This repo is the final deliveries of the OSRE 2023 project, "Reproducible Evaluation of Multi-level Erasure Coding". As proposed in OSRE 2023, this repo contains the artifacts and guides to reproducibly evaluate MLEC(Multi-level Erasure coding) through the simulator we built.
Overall, the goal of our project is to build a simulator to reproducibly evaluate the performance and durability of MLEC for large-scale storage systems under different design configurations. In this way, we can reduce the cost to modify the configurations of a real large-scale system to see the effects of different EC policies.
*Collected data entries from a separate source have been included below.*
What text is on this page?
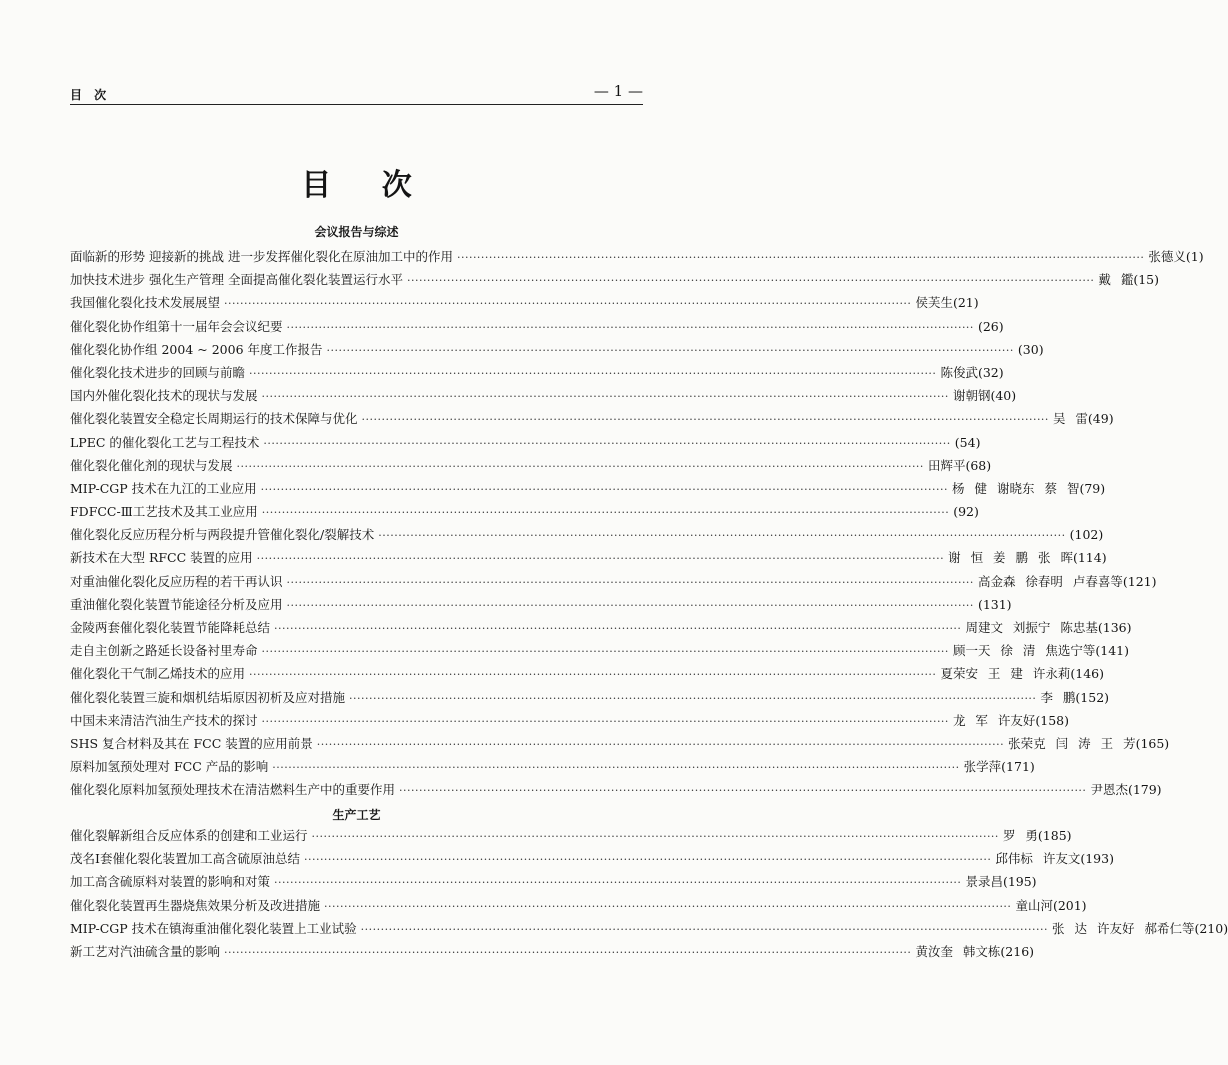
目 次	— 1 —
目 次
会议报告与综述
面临新的形势 迎接新的挑战 进一步发挥催化裂化在原油加工中的作用 ·····	张德义(1)
加快技术进步 强化生产管理 全面提高催化裂化装置运行水平 ·····	戴 鑑(15)
我国催化裂化技术发展展望 ·····	侯芙生(21)
催化裂化协作组第十一届年会会议纪要 ·····	(26)
催化裂化协作组 2004 ~ 2006 年度工作报告 ·····	(30)
催化裂化技术进步的回顾与前瞻 ·····	陈俊武(32)
国内外催化裂化技术的现状与发展 ·····	谢朝钢(40)
催化裂化装置安全稳定长周期运行的技术保障与优化 ·····	吴 雷(49)
LPEC 的催化裂化工艺与工程技术 ·····	(54)
催化裂化催化剂的现状与发展 ·····	田辉平(68)
MIP-CGP 技术在九江的工业应用 ·····	杨 健 谢晓东 蔡 智(79)
FDFCC-Ⅲ工艺技术及其工业应用 ·····	(92)
催化裂化反应历程分析与两段提升管催化裂化/裂解技术 ·····	(102)
新技术在大型 RFCC 装置的应用 ·····	谢 恒 姜 鹏 张 晖(114)
对重油催化裂化反应历程的若干再认识 ·····	高金森 徐春明 卢春喜等(121)
重油催化裂化装置节能途径分析及应用 ·····	(131)
金陵两套催化裂化装置节能降耗总结 ·····	周建文 刘振宁 陈忠基(136)
走自主创新之路延长设备衬里寿命 ·····	顾一天 徐 清 焦选宁等(141)
催化裂化干气制乙烯技术的应用 ·····	夏荣安 王 建 许永莉(146)
催化裂化装置三旋和烟机结垢原因初析及应对措施 ·····	李 鹏(152)
中国未来清洁汽油生产技术的探讨 ·····	龙 军 许友好(158)
SHS 复合材料及其在 FCC 装置的应用前景 ·····	张荣克 闫 涛 王 芳(165)
原料加氢预处理对 FCC 产品的影响 ·····	张学萍(171)
催化裂化原料加氢预处理技术在清洁燃料生产中的重要作用 ·····	尹恩杰(179)
生产工艺
催化裂解新组合反应体系的创建和工业运行 ·····	罗 勇(185)
茂名Ⅰ套催化裂化装置加工高含硫原油总结 ·····	邱伟标 许友文(193)
加工高含硫原料对装置的影响和对策 ·····	景录昌(195)
催化裂化装置再生器烧焦效果分析及改进措施 ·····	童山河(201)
MIP-CGP 技术在镇海重油催化裂化装置上工业试验 ·····	张 达 许友好 郝希仁等(210)
新工艺对汽油硫含量的影响 ·····	黄汝奎 韩文栋(216)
And this repo is essentially a guide to properly use the simulator to evaluate MLEC.
This repo also contains steps to reproduce multiple evaluation figures from the SC23 paper "Design Considerations and Analysis of Multi-Level Erasure Coding in Large-Scale Data Centers", as well as all the sample data and figures. If you follow the steps in each REAME file, you should be able to reproduce those data and figure.
To properly run the simualtor, it's best to use a node with many CPU cores. Our code uses multiple threads to run the simulator in parallel, and a node with a lot of CPU cores would make simulation much faster.
For example, you may reserve a node from Chameleon. The zen3 compute node has 256 cores, which is suitable for the job. Then, launch the reserved node with the image "CC-Ubuntu20.04", and don't forget to assign a floating IP to it, so you can ssh into it.
Before running the experiments, we need to download the packages listed in setup.sh
. First, we clone this repo into your server.
Note: all commands below should be run on your reserved Chameleon node connected through ssh, not your local laptop.
cd
rm -rf MLEC-simulator-doc
git clone https://github.com/zhynwng/MLEC-simulator-doc.git
Then, we set up and install the simulator
cd MLEC-simulator-doc/scripts && bash setup-node.sh
This will take around 10 minutes to complete. Lastly, create folders to contain the output data and figure
cd ~/MLEC-simulator-doc
mkdir data
mkdir plots
Now, you can go to script folder, which contains the intructions to reproduce multiple evaluation figures. We also included the sample output data and figure we have in /sample_output folder, which you may compare with your own results.